Blogging through LOTR: The pictures in our heads

The Fellowship of the Ring

In recording my Lord of the Rings reading impressions, I keep reminding myself that I’ve got to let the movies go. The web is full of criticism of the films. I can add nothing useful.

But let me say this. I read visually. I stage the scenes in my head, and watch them (more or less) like movies.

The real world movies are hard to get free of. Humans are visual creatures. Things we see inevitably supersede things we imagine, however vividly. As I read (I’m on The Fellowship of the Ring now), I consciously attempt to recall to myself the actual book descriptions, but the actors and sets of the films keep washing over them. (For instance, Frodo is described in the books as “fair,” meaning blond. Doesn’t look much like Elijah Wood at all). For that reason I appreciate the undramatized sections of the novels even more. They are unadulterated, so to speak.

Not that I’m complaining. The movies have many excellencies which I enjoyed. But when I’m reading I want to engage with Professor Tolkien himself. Since the movies came out, they are my main deceivers. But I had deceivers before then – mainly my own misunderstandings.

For instance, on my first reading I got the elves completely wrong. I was in high school at the time, and I still thought of elves as “little” people. I don’t know how I missed the description at the banquet in Rivendell, where both Glorfindel and Elrond are described as being taller than Gandalf. But I did. I imagined elves as basically like dwarves (even to having beards), but better looking. When at last I was disabused of that fallacy (I think my college roommate might have done it), I abandoned it with pleasure.

That was around the time I met a girl who was very like Goldberry. I see her still, in my imagination, every time I read the books. I’m glad no movie actress has superseded that image.

4 thoughts on “Blogging through LOTR: The pictures in our heads”

  1. Your comments identify a real issue, the displacement of one’s own imaginings, associations, and memories when reading the book, by imagery and auditory memories from the movies. I suppose there are many readers who had read the books numerous times before the movies came out, who now, rereading them, “hear” the actors’ voices, intonations, etc. when reading dialogue.

    It might help us a little if we reread LotR in the books we read before the movies appeared.

    As for people who never read Tolkien until seeing the movies — I suppose their experience is really compromised.

  2. I wrote, “It might help us a little if we reread LotR in the books we read before the movies appeared.”

    I meant the very copies that we read, e.g. for me the old Ballantine paperbacks with Barbara Remington’s cover design.

    Another thing that might help is, when rereading LotR, to keep at hand a book with his own artwork.
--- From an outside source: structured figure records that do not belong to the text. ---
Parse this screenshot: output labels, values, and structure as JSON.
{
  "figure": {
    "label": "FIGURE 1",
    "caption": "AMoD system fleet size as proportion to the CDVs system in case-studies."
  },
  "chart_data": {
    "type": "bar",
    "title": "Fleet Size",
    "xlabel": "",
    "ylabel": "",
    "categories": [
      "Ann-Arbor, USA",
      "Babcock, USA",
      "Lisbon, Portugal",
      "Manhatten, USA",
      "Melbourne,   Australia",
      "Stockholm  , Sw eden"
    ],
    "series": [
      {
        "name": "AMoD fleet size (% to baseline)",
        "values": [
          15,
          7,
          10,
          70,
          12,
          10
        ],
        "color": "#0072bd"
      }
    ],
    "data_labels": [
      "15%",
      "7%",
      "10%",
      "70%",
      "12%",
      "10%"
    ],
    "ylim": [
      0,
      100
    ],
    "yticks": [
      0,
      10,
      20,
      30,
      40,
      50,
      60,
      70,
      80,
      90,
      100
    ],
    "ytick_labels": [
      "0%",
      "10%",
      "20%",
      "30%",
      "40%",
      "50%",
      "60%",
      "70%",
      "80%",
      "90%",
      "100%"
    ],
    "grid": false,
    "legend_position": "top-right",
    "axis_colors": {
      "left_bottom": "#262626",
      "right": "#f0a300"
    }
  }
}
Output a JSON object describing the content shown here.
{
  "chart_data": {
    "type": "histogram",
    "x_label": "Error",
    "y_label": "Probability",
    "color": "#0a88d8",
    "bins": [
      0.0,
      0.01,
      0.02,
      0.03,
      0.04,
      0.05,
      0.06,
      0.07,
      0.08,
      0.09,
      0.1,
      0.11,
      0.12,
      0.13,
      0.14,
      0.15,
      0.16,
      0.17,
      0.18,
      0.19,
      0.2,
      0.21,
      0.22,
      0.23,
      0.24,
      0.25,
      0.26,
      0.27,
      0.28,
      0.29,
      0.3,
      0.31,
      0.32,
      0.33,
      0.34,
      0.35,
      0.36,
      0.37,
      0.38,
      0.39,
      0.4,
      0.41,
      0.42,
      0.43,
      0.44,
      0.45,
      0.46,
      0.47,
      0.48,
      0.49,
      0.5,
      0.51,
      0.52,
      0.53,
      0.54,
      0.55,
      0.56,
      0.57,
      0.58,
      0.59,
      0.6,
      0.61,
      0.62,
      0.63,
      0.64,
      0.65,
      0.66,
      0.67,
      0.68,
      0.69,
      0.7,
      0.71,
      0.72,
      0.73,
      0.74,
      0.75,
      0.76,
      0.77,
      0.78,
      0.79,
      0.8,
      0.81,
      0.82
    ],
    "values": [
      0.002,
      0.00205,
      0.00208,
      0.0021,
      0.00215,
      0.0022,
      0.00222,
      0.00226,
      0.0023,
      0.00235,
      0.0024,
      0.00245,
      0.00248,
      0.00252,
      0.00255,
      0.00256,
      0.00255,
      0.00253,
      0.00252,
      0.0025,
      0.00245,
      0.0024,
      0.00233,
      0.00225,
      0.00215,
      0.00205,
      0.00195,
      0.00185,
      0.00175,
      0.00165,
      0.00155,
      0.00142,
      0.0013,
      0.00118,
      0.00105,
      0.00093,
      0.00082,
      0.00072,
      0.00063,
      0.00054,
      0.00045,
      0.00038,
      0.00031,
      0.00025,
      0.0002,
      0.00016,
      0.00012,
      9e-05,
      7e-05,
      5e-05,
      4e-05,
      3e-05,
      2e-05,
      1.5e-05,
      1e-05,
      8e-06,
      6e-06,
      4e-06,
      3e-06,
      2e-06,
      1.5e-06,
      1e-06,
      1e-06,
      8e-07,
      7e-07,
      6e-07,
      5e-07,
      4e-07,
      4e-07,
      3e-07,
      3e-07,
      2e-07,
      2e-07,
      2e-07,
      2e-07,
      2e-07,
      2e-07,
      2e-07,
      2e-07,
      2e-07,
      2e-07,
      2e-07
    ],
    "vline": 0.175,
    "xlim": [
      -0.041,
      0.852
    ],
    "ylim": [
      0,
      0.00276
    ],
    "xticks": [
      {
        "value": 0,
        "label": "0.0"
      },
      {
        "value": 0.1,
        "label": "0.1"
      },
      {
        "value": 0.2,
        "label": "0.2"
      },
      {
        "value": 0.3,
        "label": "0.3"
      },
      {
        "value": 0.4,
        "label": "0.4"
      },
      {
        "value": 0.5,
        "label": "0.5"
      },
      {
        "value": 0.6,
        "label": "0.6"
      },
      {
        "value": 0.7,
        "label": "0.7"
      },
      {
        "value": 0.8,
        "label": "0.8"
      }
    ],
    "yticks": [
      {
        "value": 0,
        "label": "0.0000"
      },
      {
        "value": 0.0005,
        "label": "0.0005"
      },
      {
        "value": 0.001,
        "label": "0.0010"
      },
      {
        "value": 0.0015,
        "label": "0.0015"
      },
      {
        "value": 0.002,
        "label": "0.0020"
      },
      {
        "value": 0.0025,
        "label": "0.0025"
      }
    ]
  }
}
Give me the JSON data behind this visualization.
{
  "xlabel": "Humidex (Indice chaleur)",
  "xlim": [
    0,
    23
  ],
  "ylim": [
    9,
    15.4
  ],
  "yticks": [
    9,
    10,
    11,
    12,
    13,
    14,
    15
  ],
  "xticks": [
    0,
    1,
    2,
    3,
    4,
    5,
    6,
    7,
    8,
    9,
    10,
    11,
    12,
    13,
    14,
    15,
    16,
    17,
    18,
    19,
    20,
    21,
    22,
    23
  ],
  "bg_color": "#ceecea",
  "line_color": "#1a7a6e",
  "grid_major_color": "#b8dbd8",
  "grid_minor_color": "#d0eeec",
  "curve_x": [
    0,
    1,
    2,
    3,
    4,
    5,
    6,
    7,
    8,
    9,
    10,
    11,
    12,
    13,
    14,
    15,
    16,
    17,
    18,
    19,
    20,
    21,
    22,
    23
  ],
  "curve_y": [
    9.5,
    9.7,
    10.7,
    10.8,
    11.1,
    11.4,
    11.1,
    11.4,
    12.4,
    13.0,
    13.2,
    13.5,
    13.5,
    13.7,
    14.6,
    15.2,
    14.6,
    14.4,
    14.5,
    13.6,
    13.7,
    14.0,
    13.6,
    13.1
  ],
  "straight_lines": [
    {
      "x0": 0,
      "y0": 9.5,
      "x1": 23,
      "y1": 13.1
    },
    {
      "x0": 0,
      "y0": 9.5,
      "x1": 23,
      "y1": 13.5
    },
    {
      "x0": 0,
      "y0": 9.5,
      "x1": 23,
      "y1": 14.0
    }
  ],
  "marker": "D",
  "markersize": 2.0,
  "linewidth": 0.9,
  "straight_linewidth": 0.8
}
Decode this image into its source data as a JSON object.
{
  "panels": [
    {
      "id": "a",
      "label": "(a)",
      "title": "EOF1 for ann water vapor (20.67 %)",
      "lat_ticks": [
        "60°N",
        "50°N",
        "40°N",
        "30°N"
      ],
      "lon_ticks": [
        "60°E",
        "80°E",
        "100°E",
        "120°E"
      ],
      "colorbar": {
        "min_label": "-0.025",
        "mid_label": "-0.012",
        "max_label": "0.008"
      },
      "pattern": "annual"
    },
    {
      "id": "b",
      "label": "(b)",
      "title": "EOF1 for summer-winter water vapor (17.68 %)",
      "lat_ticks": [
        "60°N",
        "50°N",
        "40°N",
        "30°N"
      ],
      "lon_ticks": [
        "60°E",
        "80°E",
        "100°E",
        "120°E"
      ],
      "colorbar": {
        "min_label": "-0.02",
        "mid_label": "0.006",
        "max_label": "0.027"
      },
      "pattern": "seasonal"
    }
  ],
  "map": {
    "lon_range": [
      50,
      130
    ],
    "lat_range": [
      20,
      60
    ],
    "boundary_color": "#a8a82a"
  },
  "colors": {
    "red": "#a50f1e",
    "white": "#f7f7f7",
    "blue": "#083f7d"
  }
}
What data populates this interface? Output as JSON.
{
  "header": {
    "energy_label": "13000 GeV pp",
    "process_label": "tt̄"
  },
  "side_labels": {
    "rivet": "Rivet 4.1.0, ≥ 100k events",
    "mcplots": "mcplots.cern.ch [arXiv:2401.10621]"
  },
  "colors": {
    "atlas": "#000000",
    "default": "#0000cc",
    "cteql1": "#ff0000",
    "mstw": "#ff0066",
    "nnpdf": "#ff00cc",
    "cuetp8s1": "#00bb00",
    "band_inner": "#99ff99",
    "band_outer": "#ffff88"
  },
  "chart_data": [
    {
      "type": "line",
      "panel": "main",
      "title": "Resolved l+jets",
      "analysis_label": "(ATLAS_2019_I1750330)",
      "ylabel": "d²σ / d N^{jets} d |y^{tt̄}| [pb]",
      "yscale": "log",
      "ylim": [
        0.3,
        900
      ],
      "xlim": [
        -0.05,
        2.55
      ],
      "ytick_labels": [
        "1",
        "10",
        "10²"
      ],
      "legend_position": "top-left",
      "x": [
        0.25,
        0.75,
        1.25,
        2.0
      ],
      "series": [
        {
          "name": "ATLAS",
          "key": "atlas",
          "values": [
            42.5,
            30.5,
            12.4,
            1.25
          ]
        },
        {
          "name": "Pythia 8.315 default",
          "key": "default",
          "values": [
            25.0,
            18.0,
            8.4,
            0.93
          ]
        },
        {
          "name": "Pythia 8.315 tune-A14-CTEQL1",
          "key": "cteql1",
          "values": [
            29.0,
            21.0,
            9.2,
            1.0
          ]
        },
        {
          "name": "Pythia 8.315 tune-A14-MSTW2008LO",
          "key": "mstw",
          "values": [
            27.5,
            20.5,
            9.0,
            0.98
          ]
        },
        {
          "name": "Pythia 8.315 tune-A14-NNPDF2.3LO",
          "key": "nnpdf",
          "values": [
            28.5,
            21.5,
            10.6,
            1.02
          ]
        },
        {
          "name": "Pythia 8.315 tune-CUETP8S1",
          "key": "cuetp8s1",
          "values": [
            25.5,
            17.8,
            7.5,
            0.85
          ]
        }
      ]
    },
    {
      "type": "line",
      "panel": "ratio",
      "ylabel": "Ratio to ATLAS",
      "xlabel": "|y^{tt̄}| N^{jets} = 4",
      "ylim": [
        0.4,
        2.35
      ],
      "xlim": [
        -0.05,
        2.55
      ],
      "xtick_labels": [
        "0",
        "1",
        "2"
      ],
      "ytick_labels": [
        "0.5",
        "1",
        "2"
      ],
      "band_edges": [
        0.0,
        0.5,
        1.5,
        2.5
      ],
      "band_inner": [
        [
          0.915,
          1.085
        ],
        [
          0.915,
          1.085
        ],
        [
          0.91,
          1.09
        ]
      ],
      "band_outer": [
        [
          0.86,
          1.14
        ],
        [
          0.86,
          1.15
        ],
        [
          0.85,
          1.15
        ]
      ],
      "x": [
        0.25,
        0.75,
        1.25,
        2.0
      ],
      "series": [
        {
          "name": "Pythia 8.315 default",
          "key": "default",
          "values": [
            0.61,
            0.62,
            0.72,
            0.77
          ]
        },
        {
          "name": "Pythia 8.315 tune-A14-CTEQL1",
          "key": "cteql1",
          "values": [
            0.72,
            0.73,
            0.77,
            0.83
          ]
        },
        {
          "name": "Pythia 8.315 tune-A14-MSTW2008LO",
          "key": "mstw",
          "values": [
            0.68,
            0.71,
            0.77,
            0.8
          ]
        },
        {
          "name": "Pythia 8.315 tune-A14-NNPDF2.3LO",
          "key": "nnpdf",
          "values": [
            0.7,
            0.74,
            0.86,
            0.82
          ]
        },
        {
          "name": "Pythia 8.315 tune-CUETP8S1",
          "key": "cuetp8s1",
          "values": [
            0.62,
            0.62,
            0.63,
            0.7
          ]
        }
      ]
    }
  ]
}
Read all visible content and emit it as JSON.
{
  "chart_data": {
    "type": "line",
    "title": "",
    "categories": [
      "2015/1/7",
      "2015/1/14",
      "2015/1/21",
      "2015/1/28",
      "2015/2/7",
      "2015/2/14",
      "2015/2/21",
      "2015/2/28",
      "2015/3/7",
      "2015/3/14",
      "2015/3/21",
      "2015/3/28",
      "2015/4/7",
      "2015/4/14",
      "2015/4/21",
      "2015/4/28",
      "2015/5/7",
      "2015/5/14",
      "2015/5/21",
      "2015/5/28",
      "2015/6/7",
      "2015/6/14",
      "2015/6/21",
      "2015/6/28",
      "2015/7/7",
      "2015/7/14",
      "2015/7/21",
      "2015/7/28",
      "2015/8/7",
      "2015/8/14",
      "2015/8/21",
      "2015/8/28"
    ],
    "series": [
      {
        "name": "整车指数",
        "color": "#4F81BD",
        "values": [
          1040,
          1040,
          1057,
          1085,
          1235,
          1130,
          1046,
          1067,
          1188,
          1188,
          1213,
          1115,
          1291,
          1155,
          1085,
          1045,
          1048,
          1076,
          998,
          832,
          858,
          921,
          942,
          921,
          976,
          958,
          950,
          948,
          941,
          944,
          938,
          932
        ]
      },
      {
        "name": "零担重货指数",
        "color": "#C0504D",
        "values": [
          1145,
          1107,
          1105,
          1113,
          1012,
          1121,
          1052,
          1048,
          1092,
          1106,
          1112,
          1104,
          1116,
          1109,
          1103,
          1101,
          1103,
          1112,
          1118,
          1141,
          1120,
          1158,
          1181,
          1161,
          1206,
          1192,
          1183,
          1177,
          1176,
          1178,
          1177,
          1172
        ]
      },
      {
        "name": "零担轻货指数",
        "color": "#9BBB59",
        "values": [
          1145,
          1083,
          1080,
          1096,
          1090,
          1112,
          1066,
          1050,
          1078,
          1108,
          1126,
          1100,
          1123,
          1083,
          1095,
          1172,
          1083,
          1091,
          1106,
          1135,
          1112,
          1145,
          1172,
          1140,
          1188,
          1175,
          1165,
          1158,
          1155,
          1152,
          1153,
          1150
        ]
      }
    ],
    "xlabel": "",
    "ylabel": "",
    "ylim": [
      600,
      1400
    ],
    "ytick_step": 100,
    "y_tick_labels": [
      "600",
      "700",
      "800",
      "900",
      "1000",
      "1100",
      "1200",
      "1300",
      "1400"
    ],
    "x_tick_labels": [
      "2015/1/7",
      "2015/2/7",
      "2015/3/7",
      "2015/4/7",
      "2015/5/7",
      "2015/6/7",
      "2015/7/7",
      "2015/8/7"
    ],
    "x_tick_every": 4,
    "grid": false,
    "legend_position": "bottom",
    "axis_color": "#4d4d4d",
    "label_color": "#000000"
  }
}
Scull and Hammond prepared The Art of The Lord of the Rings by J. R. R. Tolkien. They also issued, earlier, a book of Tolkien’s art for The Hobbit, but if you have one of the hardcover Hobbit editions with Tolkien’s art, you might not need their book. I do like it, enjoying various sketches and drafts of maps that don’t appear in the standard illustrated Hobbit hardcovers. Doug Anderson’s The Annotated Hobbit gives you art by Tolkien, too.

    Tolkien’s art tends to be relatively un-detailed, and decorative — which I see as a plus, in that it leaves more room for one’s own imagination than the more detailed, representational work of Alan Lee and artists who are (even) less satisfactory. A relatively good thing about Lee is that he tends not to provide detailed renderings of characters’ faces.

    And, finally, when the movies’ imagery comes to mind, one can recognize it for what it is. It might be suitable for “illustration” of the book or it might not. Our imaginations have been “colonized,” but we can push back a bit.